Ekip, serebral kortekste gen ifade seviyelerini ölçerek, otistik ve sağlıklı beyinlerdeki genlerin bilgiyi nasıl kodladığına dair tutarlı farklılıkları ortaya çıkardı.

UCLA'da doktora sonrası araştırmacı olan ilk yazar Dr. Irina Voineagu, “İncelediğimiz otistik beyinlerin çoğunda benzer gen ekspresyon modellerini görmekten şaşırdık” dedi. Moleküler bir bakış açısıyla, bu beyinlerin yarısı ortak bir genetik imzayı paylaştı. Otizmin sayısız nedeni düşünüldüğünde, bu beklenmedik ve heyecan verici bir bulguydu. "

Araştırmacıların bir sonraki adımı, ortak kalıpları belirlemekti. Bunu yapmak için, beyin korteksinin yargı, yaratıcılık, duygular ve konuşmada rol oynayan frontal lobuna ve işitme, dil ve seslerin işlenmesi ve yorumlanmasını düzenleyen temporal loblarına baktılar.

Bilim adamları, sağlıklı beyinlerdeki frontal ve temporal lobları karşılaştırdıklarında, iki bölgede 500'den fazla genin farklı seviyelerde ifade edildiğini gördüler.

Otistik beyinlerde bu farklılıklar neredeyse hiç yoktu.

Geschwind, "Sağlıklı bir beyinde yüzlerce gen bölgeden bölgeye farklı davranır ve frontal ve temporal lobları birbirinden ayırmak kolaydır" dedi.
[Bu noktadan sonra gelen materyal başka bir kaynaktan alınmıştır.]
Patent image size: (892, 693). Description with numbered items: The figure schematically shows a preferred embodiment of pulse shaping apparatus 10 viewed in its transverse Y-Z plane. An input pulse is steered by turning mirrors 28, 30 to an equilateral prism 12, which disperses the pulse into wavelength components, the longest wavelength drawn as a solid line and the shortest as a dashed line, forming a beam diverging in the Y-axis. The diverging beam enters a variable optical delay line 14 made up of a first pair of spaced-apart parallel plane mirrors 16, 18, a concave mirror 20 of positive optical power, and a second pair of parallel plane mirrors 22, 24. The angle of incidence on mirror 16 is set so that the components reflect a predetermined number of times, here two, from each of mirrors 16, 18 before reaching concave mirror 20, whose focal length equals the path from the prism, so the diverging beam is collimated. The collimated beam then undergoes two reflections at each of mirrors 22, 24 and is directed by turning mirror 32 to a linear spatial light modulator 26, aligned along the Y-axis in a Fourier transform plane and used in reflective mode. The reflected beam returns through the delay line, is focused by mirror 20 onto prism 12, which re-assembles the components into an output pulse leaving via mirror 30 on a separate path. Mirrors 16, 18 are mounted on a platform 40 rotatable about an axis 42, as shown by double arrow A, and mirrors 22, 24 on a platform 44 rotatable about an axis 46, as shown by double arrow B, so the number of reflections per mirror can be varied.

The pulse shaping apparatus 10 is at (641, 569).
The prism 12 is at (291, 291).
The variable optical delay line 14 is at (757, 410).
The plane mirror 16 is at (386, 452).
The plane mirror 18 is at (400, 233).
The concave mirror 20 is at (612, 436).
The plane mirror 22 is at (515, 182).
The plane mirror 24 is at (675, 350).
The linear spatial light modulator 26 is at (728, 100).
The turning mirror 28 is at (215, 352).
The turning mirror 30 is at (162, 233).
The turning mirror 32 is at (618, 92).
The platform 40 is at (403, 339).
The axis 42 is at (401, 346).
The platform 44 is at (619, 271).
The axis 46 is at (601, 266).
Otistik beyinde bunu görmedik. Bunun yerine, ön lob, temporal lob ile yakından benzerlik gösterir. Normalde iki bölgeyi ayıran özelliklerin çoğu ortadan kayboldu. "

Bilim adamları otistik ve sağlıklı beyinleri karşılaştırdıklarında iki net model daha ortaya çıktı. İlk olarak, otistik beyin, nöron işlevinden ve iletişimden sorumlu genlerin seviyelerinde bir düşüş gösterdi. İkincisi, otistik beyin, bağışıklık fonksiyonu ve iltihaplanma tepkisine dahil olan genlerin seviyelerinde bir sıçrama gösterdi.

Geschwind, "Bu paylaşılan modellerde ortaya çıkan genlerin birçoğu daha önce otizmle bağlantılıydı" dedi. "Bu patolojinin genlerden RNA'ya hücresel proteinlere geçtiğini göstererek, nöron işlevi ve iletişimindeki ortak moleküler değişikliklerin hastalığın bir etkisi değil nedeni olduğuna dair kanıt sağlıyoruz."

Bir sonraki adım, araştırma ekibinin otizmin genetik ve ilgili nedenlerine yönelik araştırmasını beynin diğer bölgelerine genişletmesi olacak.